Limit how long environments can stay idle before auto-stopping. Useful when:
- Controlling cloud infrastructure costs from forgotten environments
- Ensuring resources are available for other team members
- Preventing “never timeout” settings that waste compute
Configuration
Select maximum timeout duration: 30 minutes, 1 hour, 3 hours, 8 hours, or No max (includes “Never”).
Effect on users
Users only see timeout options up to the maximum. For example, with “3 hours” max, options are: 30 min, 1 hour, 3 hours.
When is an environment idle?
An environment is not idle as long as any of the following are true:
- Plain SSH session is open — Any open SSH connection (terminal, SCP, SFTP, tunnels) prevents the environment from going idle, regardless of user interaction.

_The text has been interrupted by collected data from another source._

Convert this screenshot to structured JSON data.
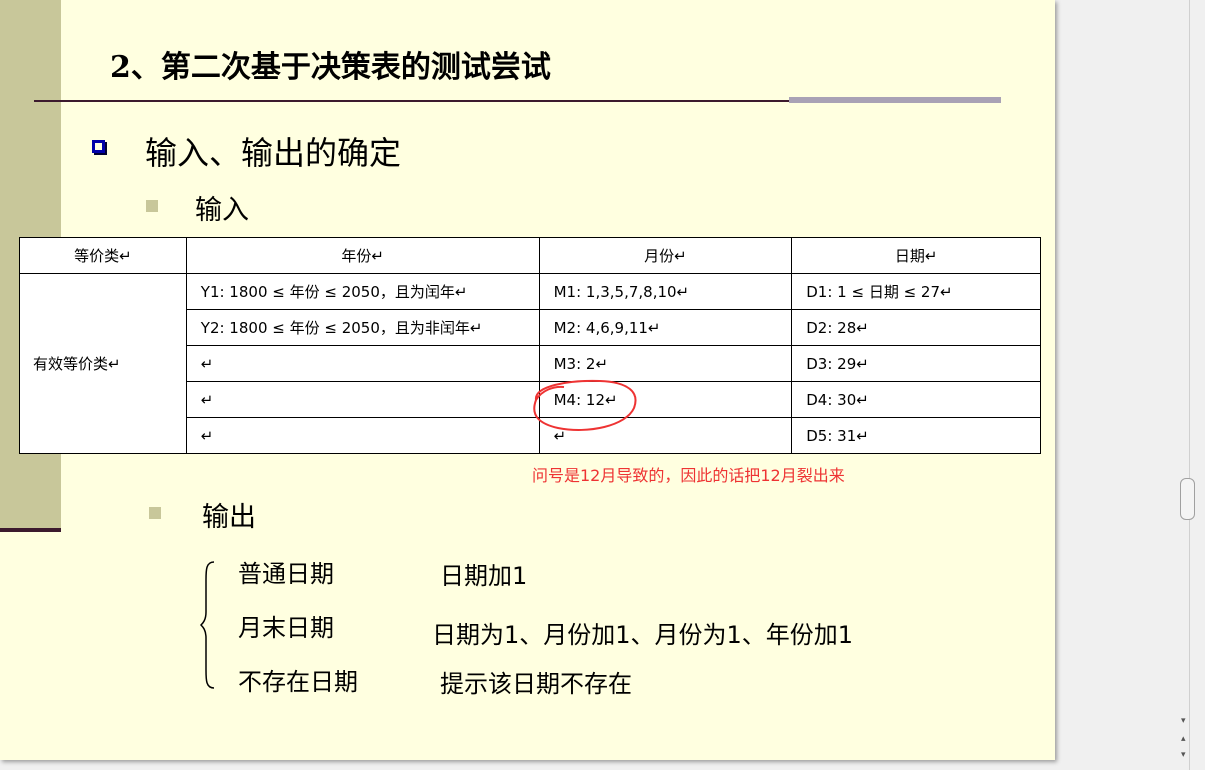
{
  "slide": {
    "title": "2、第二次基于决策表的测试尝试",
    "heading1": "输入、输出的确定",
    "input_label": "输入",
    "output_label": "输出",
    "table": {
      "headers": [
        "等价类↵",
        "年份↵",
        "月份↵",
        "日期↵"
      ],
      "class_label": "有效等价类↵",
      "rows": [
        [
          "Y1: 1800 ≤ 年份 ≤ 2050，且为闰年↵",
          "M1: 1,3,5,7,8,10↵",
          "D1: 1 ≤ 日期 ≤ 27↵"
        ],
        [
          "Y2: 1800 ≤ 年份 ≤ 2050，且为非闰年↵",
          "M2: 4,6,9,11↵",
          "D2: 28↵"
        ],
        [
          "↵",
          "M3: 2↵",
          "D3: 29↵"
        ],
        [
          "↵",
          "M4: 12↵",
          "D4: 30↵"
        ],
        [
          "↵",
          "↵",
          "D5: 31↵"
        ]
      ]
    },
    "annotation": "问号是12月导致的，因此的话把12月裂出来",
    "outputs": [
      {
        "name": "普通日期",
        "action": "日期加1"
      },
      {
        "name": "月末日期",
        "action": "日期为1、月份加1、月份为1、年份加1"
      },
      {
        "name": "不存在日期",
        "action": "提示该日期不存在"
      }
    ]
  },
  "colors": {
    "background": "#ffffe0",
    "accent_bar": "#c8c79a",
    "bullet": "#0000aa",
    "annotation": "#ee3333"
  },
  "icons": {
    "bullet": "hollow-square-icon",
    "sub_bullet": "filled-square-icon",
    "scroll_up": "triangle-up-icon",
    "scroll_down": "triangle-down-icon"
  }
}
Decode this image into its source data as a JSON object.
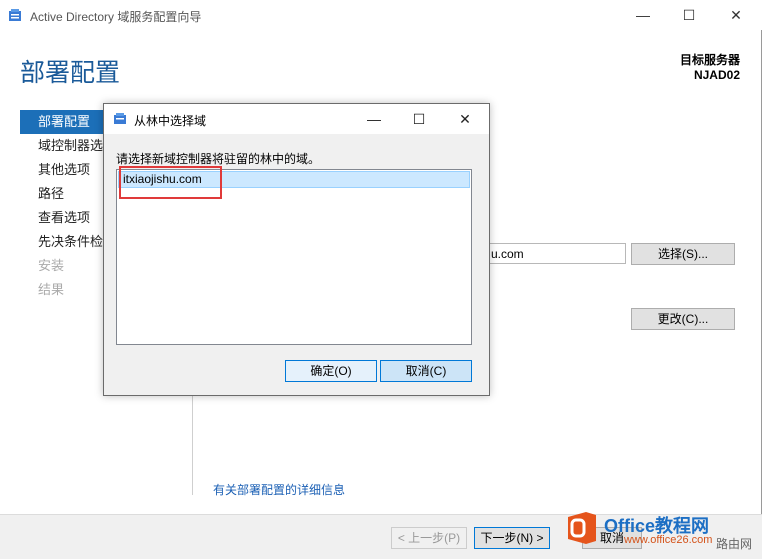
{
  "window": {
    "title": "Active Directory 域服务配置向导",
    "minimize": "—",
    "maximize": "☐",
    "close": "✕"
  },
  "header": {
    "page_title": "部署配置",
    "target_label": "目标服务器",
    "target_server": "NJAD02"
  },
  "nav": {
    "items": [
      {
        "label": "部署配置",
        "state": "active"
      },
      {
        "label": "域控制器选项",
        "state": "normal"
      },
      {
        "label": "其他选项",
        "state": "normal"
      },
      {
        "label": "路径",
        "state": "normal"
      },
      {
        "label": "查看选项",
        "state": "normal"
      },
      {
        "label": "先决条件检查",
        "state": "normal"
      },
      {
        "label": "安装",
        "state": "disabled"
      },
      {
        "label": "结果",
        "state": "disabled"
      }
    ]
  },
  "main": {
    "domain_field_value": "u.com",
    "select_button": "选择(S)...",
    "change_button": "更改(C)...",
    "more_info_link": "有关部署配置的详细信息"
  },
  "footer": {
    "prev_button": "< 上一步(P)",
    "next_button": "下一步(N) >",
    "cancel_partial": "取消"
  },
  "dialog": {
    "title": "从林中选择域",
    "minimize": "—",
    "maximize": "☐",
    "close": "✕",
    "prompt": "请选择新域控制器将驻留的林中的域。",
    "domains": [
      "itxiaojishu.com"
    ],
    "ok_button": "确定(O)",
    "cancel_button": "取消(C)"
  },
  "watermark": {
    "brand": "Office教程网",
    "url": "www.office26.com",
    "extra": "路由网"
  },
  "colors": {
    "accent": "#1c6fb8",
    "title_blue": "#1a5a99",
    "highlight_red": "#e03a3a",
    "selection": "#cce8ff"
  }
}
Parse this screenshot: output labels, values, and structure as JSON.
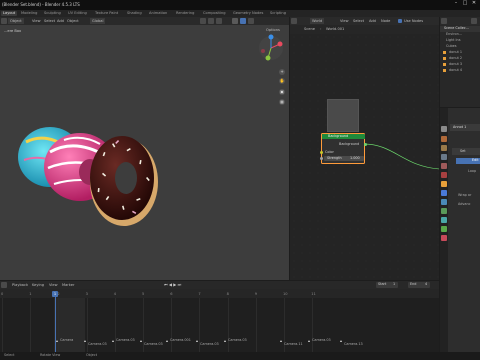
{
  "window": {
    "title": "(Blender Set.blend) - Blender 4.5.3 LTS",
    "controls": [
      "–",
      "□",
      "✕"
    ]
  },
  "workspace_tabs": [
    "Layout",
    "Modeling",
    "Sculpting",
    "UV Editing",
    "Texture Paint",
    "Shading",
    "Animation",
    "Rendering",
    "Compositing",
    "Geometry Nodes",
    "Scripting"
  ],
  "active_tab": "Layout",
  "viewport": {
    "mode": "Object",
    "header_items": [
      "View",
      "Select",
      "Add",
      "Object"
    ],
    "orientation": "Global",
    "options_label": "Options",
    "camera_label": "...ere Box"
  },
  "node_editor": {
    "editor_type": "World",
    "header_items": [
      "View",
      "Select",
      "Add",
      "Node"
    ],
    "use_nodes_label": "Use Nodes",
    "breadcrumb": [
      "Scene",
      "World.001"
    ],
    "node": {
      "title": "Background",
      "output": "Background",
      "inputs": [
        {
          "name": "Color"
        },
        {
          "name": "Strength",
          "value": "1.000"
        }
      ]
    }
  },
  "outliner": {
    "items": [
      "Scene Collec...",
      "Environ...",
      "Light Ins",
      "Cubes",
      "donut 1",
      "donut 2",
      "donut 3",
      "donut 4"
    ]
  },
  "properties": {
    "object_name": "Annot 1",
    "rows": [
      "Set",
      "Edit",
      "Loop",
      "Wrap ar",
      "Advanc"
    ]
  },
  "timeline": {
    "header_items": [
      "Playback",
      "Keying",
      "View",
      "Marker"
    ],
    "start_label": "Start",
    "start_value": "1",
    "end_label": "End",
    "end_value": "4",
    "current_frame": "1",
    "ticks": [
      "0",
      "1",
      "2",
      "3",
      "4",
      "5",
      "6",
      "7",
      "8",
      "9",
      "10",
      "11"
    ],
    "markers": [
      "Camera",
      "Camera.03",
      "Camera.03",
      "Camera.03",
      "Camera.001",
      "Camera.03",
      "Camera.03",
      "Camera.11",
      "Camera.03",
      "Camera.13"
    ]
  },
  "status": {
    "items": [
      "Select",
      "Rotate View",
      "Object"
    ]
  },
  "colors": {
    "accent": "#4772b3",
    "node_header": "#1f8a3a",
    "donut_pink": "#e8428c",
    "donut_chocolate": "#3a1210",
    "donut_blue": "#3cc7e0"
  }
}
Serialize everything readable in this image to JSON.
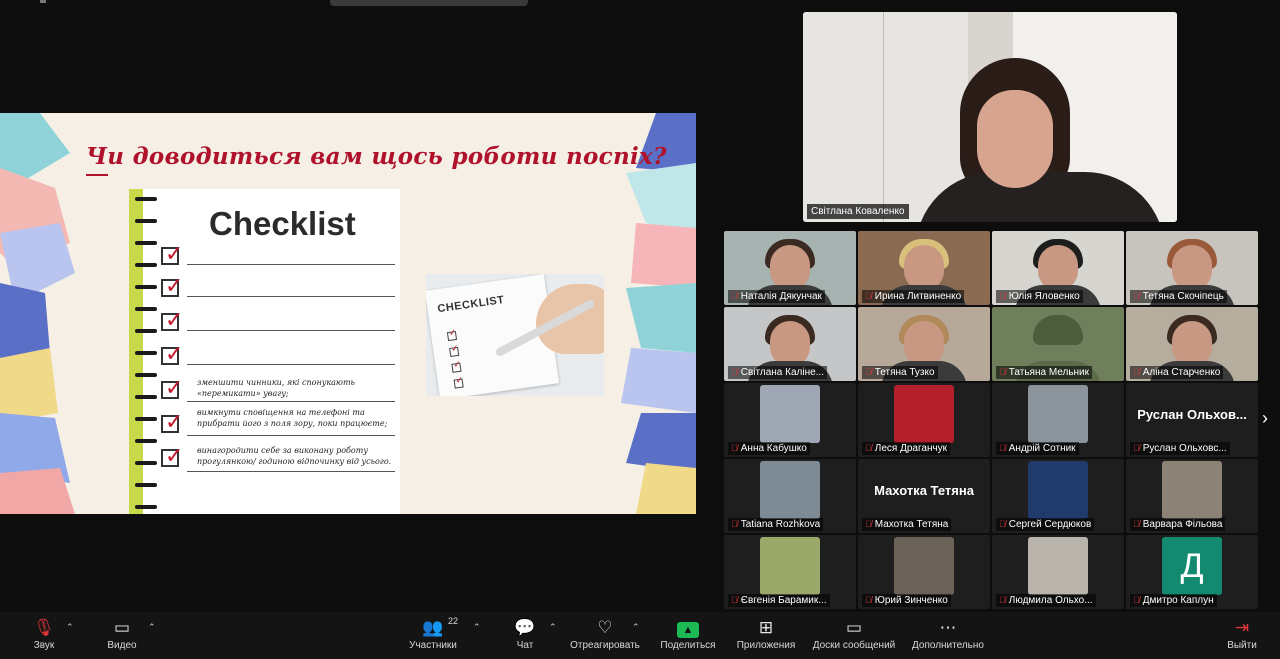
{
  "slide": {
    "title": "Чи доводиться вам щось роботи поспіх?",
    "checklist_heading": "Checklist",
    "items": [
      "зменшити чинники, які спонукають «перемикати» увагу;",
      "вимкнути сповіщення на телефоні та прибрати його з поля зору, поки працюєте;",
      "винагородити себе за виконану роботу прогулянкою/ годиною відпочинку від усього."
    ],
    "photo_word": "CHECKLIST"
  },
  "speaker": {
    "name": "Світлана Коваленко"
  },
  "gallery": {
    "video_tiles": [
      "Наталія Дякунчак",
      "Ирина Литвиненко",
      "Юлія Яловенко",
      "Тетяна Скочіпець",
      "Світлана Каліне...",
      "Тетяна Тузко",
      "Татьяна Мельник",
      "Аліна Старченко"
    ],
    "avatar_tiles": [
      {
        "name": "Анна Кабушко",
        "type": "photo"
      },
      {
        "name": "Леся Драганчук",
        "type": "photo"
      },
      {
        "name": "Андрій Сотник",
        "type": "photo"
      },
      {
        "name": "Руслан Ольховс...",
        "type": "text",
        "big": "Руслан Ольхов..."
      },
      {
        "name": "Tatiana Rozhkova",
        "type": "photo"
      },
      {
        "name": "Махотка Тетяна",
        "type": "text",
        "big": "Махотка Тетяна"
      },
      {
        "name": "Сергей Сердюков",
        "type": "photo"
      },
      {
        "name": "Варвара Фільова",
        "type": "photo"
      },
      {
        "name": "Євгенія Барамик...",
        "type": "photo"
      },
      {
        "name": "Юрий Зинченко",
        "type": "photo"
      },
      {
        "name": "Людмила Ольхо...",
        "type": "photo"
      },
      {
        "name": "Дмитро Каплун",
        "type": "letter",
        "letter": "Д"
      }
    ],
    "next_arrow": "›"
  },
  "toolbar": {
    "audio": "Звук",
    "video": "Видео",
    "participants": "Участники",
    "participants_count": "22",
    "chat": "Чат",
    "react": "Отреагировать",
    "share": "Поделиться",
    "apps": "Приложения",
    "whiteboards": "Доски сообщений",
    "more": "Дополнительно",
    "leave": "Выйти"
  },
  "colors": {
    "title_red": "#b0122b",
    "mic_off_red": "#e0363c",
    "share_green": "#1db954",
    "letter_avatar": "#138a6f"
  }
}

Connection presence alone is enough. Note: VS Code Desktop opens an SSH connection to the environment, but that connection is excluded from activity tracking — VS Code uses its own activity signals instead.
- VS Code is active (Desktop or Browser) — The VS Code extension sends activity signals based on keyboard and mouse interaction. After a short period without interaction, VS Code stops signaling and the environment is considered idle.
- JetBrains Gateway is active — JetBrains sends activity signals based on keyboard and mouse interaction in the IDE. After approximately 5 minutes without interaction, JetBrains stops signaling and the environment is considered idle.
- Ona Agent is running — The environment is not idle while an Ona AI agent session is executing a task.
- CLI keep-alive is active — The
gitpod environment keep-alive command prevents idle as long as a watched process is running (see below).
The following do not prevent an environment from going idle:
- Background processes running inside the environment (builds, servers, cron jobs)
- Port forwarding and shared/exposed port traffic (HTTP requests to forwarded ports)
- File system changes
- CPU or memory usage
Activity is tracked in 5-minute intervals. After your configured timeout elapses, the actual auto-stop may occur several minutes later. For example, with a 30-minute timeout, if you go idle at 2:00 PM the environment may stop around 2:35 PM.
Common scenarios
| Scenario | Will it be considered idle? |
|---|
| VS Code open, idle (Desktop or Browser) | Yes — VS Code stops sending activity signals after a short period without keyboard or mouse interaction |
| JetBrains open, idle | Yes — JetBrains stops sending activity signals after approximately 5 minutes without keyboard or mouse interaction |
| Editor closed, terminal SSH session open | No — an open SSH connection prevents idle |
| All editor/SSH sessions closed, background build running | Yes — background processes do not prevent idle |
| Laptop goes to sleep with VS Code open | Depends — if the sleep duration exceeds the configured timeout, the environment may auto-stop before VS Code can resume. JS timers freeze during sleep, so no activity signals are sent until the laptop wakes |
| Laptop goes to sleep with JetBrains open | Yes — JetBrains stops signaling during sleep, so the environment will auto-stop after the configured timeout |
Keep environment alive during long-running tasks
For long-running tasks like simulations, builds, or data processing that may exceed the timeout, use the CLI keep-alive command to prevent automatic shutdown while a process is running.
# Watch an existing process by PID
gitpod environment keep-alive --pid 1234
# Execute and watch a command
gitpod environment keep-alive -- python simulation.py
# Run in quiet mode (suppress output except errors)
gitpod environment keep-alive -q -- ./long-running-script.sh
| Flag | Description |
|---|
--pid | PID of an existing process to watch |
--interval | Interval between activity signals (default: 5m) |
--source | Source identifier for activity signals |
-q, --quiet | Suppress output except errors |
--environment-id | Environment ID (auto-detected inside environments) |
The command prevents the environment from going idle by sending signals every 5 minutes while the watched process is alive. When the process terminates, the command exits (propagating the exit code if a command was executed).